Dr. Solrun Maggadottir and colleagues analyzed data on 1,025 patients at CHOP’s Center for Pediatric Eosinophilic Disorders, which included 84 patients who reported also having (or having had) a “true” food allergy, the kind mediated by IgE antibodies.

Seventeen of those patients had naturally outgrown the IgE allergy (to peanut, nuts, egg or milk) before arriving at the clinic with EoE symptoms. But having reintroduced the food into their diets, these 17 developed EoE to the same food trigger, Maggadottir explained in presenting the study at the AAAAI meeting.

“Two to four years later, they come back with this unique and different food allergy – now they’ve got eosinophilic esophagitis to the same food,” Dr. Jonathan Spergel, director of the eosinophilic disorders center and a study co-author, explained to reporters at a media conference. “Instead of getting anaphylaxis to this food, now the esophagus is getting swollen to the same food.”

In EoE, high levels of eosinophil cells congregate in the esophagus, leading to the chronic inflammation. In children, the more obvious symptoms are gastrointestinal, such as severe abdominal pain and vomiting. If not diagnosed, as kids get older “they get really bad reflux symptoms, as they get older still, the esophagus gets narrower and swollen, they get food impaction and food gets stuck,” said Spergel.

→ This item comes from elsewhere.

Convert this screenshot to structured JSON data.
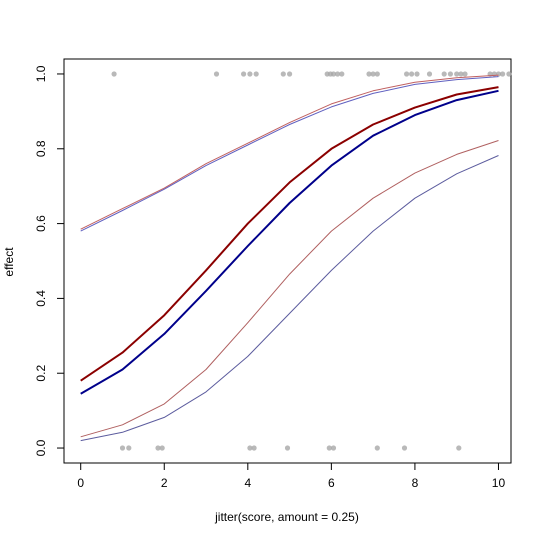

“The pattern we found in those 17 patients suggests that the two types of food allergy have distinct pathophysiologies – they operate by different mechanisms and cause different functional changes,” he said. “However, this pattern also raises the possibility that prior IgE-mediated food allergy may predispose a patient to developing EoE to the same food.”


Dr. Jonathan Spergel

As a leading EoE expert, Spergel’s sense is that “it’s relatively rare that this happens.” He doesn’t think parents with children who are outgrowing an allergy should be unduly concerned. “But if all of a sudden three years later, the kid’s complaining of belly pains every day, take it seriously.” If routine conditions such as viruses are ruled out, a physician can then “realize that ‘this child had hives to milk three years ago and now he’s having a lot of milk’ – it might be a shortcut to get him better faster,” Spergel said.

EoE and OIT Association

While the CHOP study focused on children outgrowing a food allergy, there have also been studies of children who have successfully undergone oral immunotherapy (OIT) for a food allergy later developing EoE. Dr. Wesley Burks of the University of North Carolina School of Medicine, told a AAAAI news conference this is estimated to occur in 10 to 15 percent of OIT patients.

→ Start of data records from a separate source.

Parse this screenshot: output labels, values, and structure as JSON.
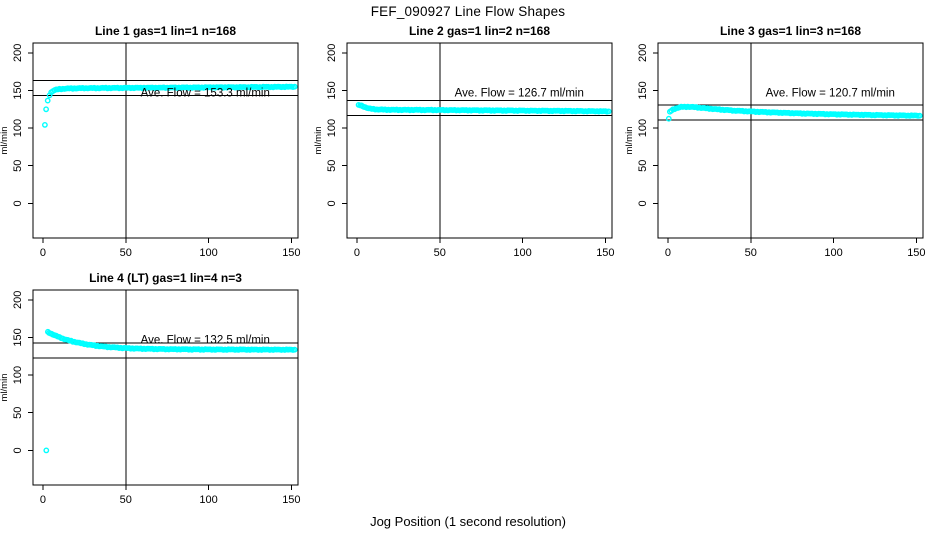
{
  "figure": {
    "title": "FEF_090927  Line Flow Shapes",
    "xlabel": "Jog Position (1 second resolution)",
    "point_color": "#00FFFF",
    "line_color": "#000000",
    "background": "#FFFFFF"
  },
  "chart_data": [
    {
      "type": "scatter",
      "title": "Line 1 gas=1 lin=1 n=168",
      "ylabel": "ml/min",
      "ave_flow": 153.3,
      "ave_label": "Ave. Flow =  153.3  ml/min",
      "upper_line": 163.3,
      "lower_line": 143.3,
      "vline_x": 50,
      "xlim": [
        -6,
        154
      ],
      "ylim": [
        -46,
        213
      ],
      "xticks": [
        0,
        50,
        100,
        150
      ],
      "yticks": [
        0,
        50,
        100,
        150,
        200
      ],
      "grid": false,
      "points_xy": [
        [
          1.2,
          104
        ],
        [
          1.9,
          125
        ],
        [
          2.9,
          136
        ],
        [
          4,
          144
        ],
        [
          5,
          147.5
        ],
        [
          6,
          149.5
        ],
        [
          8,
          151
        ],
        [
          11,
          152
        ],
        [
          16,
          152.6
        ],
        [
          25,
          153
        ],
        [
          45,
          153.3
        ],
        [
          70,
          153.6
        ],
        [
          100,
          154
        ],
        [
          125,
          154.4
        ],
        [
          152,
          154.9
        ]
      ]
    },
    {
      "type": "scatter",
      "title": "Line 2 gas=1 lin=2 n=168",
      "ylabel": "ml/min",
      "ave_flow": 126.7,
      "ave_label": "Ave. Flow =  126.7  ml/min",
      "upper_line": 136.7,
      "lower_line": 116.7,
      "vline_x": 50,
      "xlim": [
        -6,
        154
      ],
      "ylim": [
        -46,
        213
      ],
      "xticks": [
        0,
        50,
        100,
        150
      ],
      "yticks": [
        0,
        50,
        100,
        150,
        200
      ],
      "grid": false,
      "points_xy": [
        [
          1,
          130.5
        ],
        [
          2,
          130.2
        ],
        [
          3.5,
          129
        ],
        [
          5,
          127.8
        ],
        [
          7,
          126.3
        ],
        [
          9,
          125.4
        ],
        [
          12,
          124.8
        ],
        [
          17,
          124.4
        ],
        [
          25,
          124.2
        ],
        [
          40,
          124.1
        ],
        [
          60,
          123.8
        ],
        [
          85,
          123.4
        ],
        [
          110,
          123
        ],
        [
          130,
          122.7
        ],
        [
          152,
          122.2
        ]
      ]
    },
    {
      "type": "scatter",
      "title": "Line 3 gas=1 lin=3 n=168",
      "ylabel": "ml/min",
      "ave_flow": 120.7,
      "ave_label": "Ave. Flow =  120.7  ml/min",
      "upper_line": 130.7,
      "lower_line": 110.7,
      "vline_x": 50,
      "xlim": [
        -6,
        154
      ],
      "ylim": [
        -46,
        213
      ],
      "xticks": [
        0,
        50,
        100,
        150
      ],
      "yticks": [
        0,
        50,
        100,
        150,
        200
      ],
      "grid": false,
      "points_xy": [
        [
          0.5,
          112
        ],
        [
          1.2,
          121.5
        ],
        [
          3,
          124.5
        ],
        [
          5,
          126.5
        ],
        [
          8,
          128
        ],
        [
          12,
          128.3
        ],
        [
          16,
          127.8
        ],
        [
          22,
          126.5
        ],
        [
          30,
          124.8
        ],
        [
          40,
          123.2
        ],
        [
          52,
          121.8
        ],
        [
          65,
          120.6
        ],
        [
          80,
          119.5
        ],
        [
          95,
          118.6
        ],
        [
          110,
          117.9
        ],
        [
          125,
          117.3
        ],
        [
          140,
          116.8
        ],
        [
          152,
          116.5
        ]
      ]
    },
    {
      "type": "scatter",
      "title": "Line 4 (LT) gas=1 lin=4 n=3",
      "ylabel": "ml/min",
      "ave_flow": 132.5,
      "ave_label": "Ave. Flow =  132.5  ml/min",
      "upper_line": 142.5,
      "lower_line": 122.5,
      "vline_x": 50,
      "xlim": [
        -6,
        154
      ],
      "ylim": [
        -46,
        213
      ],
      "xticks": [
        0,
        50,
        100,
        150
      ],
      "yticks": [
        0,
        50,
        100,
        150,
        200
      ],
      "grid": false,
      "points_xy": [
        [
          2,
          0
        ],
        [
          3,
          157
        ],
        [
          4.5,
          155.5
        ],
        [
          6,
          154
        ],
        [
          8,
          152
        ],
        [
          10,
          150.2
        ],
        [
          13,
          147.8
        ],
        [
          16,
          145.8
        ],
        [
          20,
          143.6
        ],
        [
          24,
          141.8
        ],
        [
          28,
          140.3
        ],
        [
          32,
          139
        ],
        [
          36,
          138
        ],
        [
          40,
          137.2
        ],
        [
          45,
          136.4
        ],
        [
          50,
          135.8
        ],
        [
          57,
          135.2
        ],
        [
          65,
          134.8
        ],
        [
          75,
          134.4
        ],
        [
          90,
          134.1
        ],
        [
          110,
          133.9
        ],
        [
          130,
          133.8
        ],
        [
          152,
          133.7
        ]
      ]
    }
  ]
}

“One of the questions we have is whether or not these people had EoE before,” said Dr. Hugh Sampson, director of the food allergy institute at Mount Sinai’s School of Medicine in New York, who like Burks, is a leading OIT researcher. “Because they also had IgE-mediated food allergy, and weren’t getting the food, they didn’t have the demonstration of EoE.” (See this related analysis.)

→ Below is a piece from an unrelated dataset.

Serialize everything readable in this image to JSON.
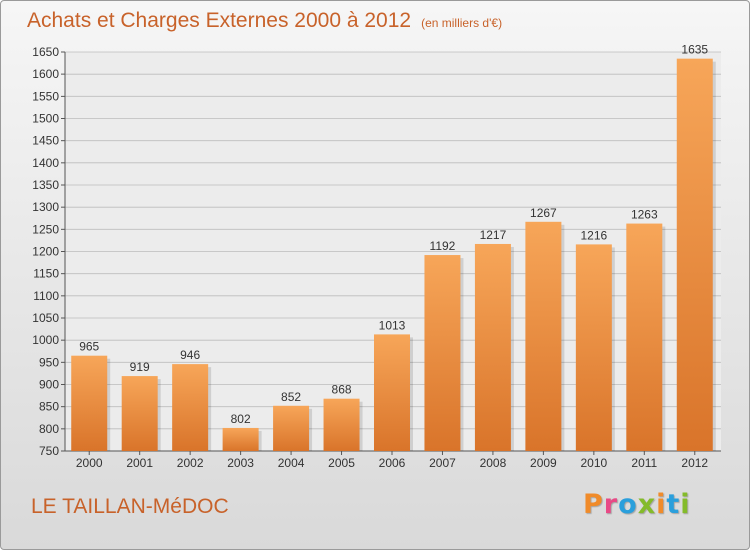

Spergel agreed, suggesting: “I think these kids probably always had EoE to the food but they weren’t eating it,” since they were allergic to it. With OIT, “I don’t think we caused it (EoE), we uncovered it.”

Spergel finds the CHOP study helpful to the process of identifying foods that trigger EoE. He notes that when a physician sees a patient with esophagitis symptoms now, one of the key questions the doctor can ask is whether a food allergy has been outgrown.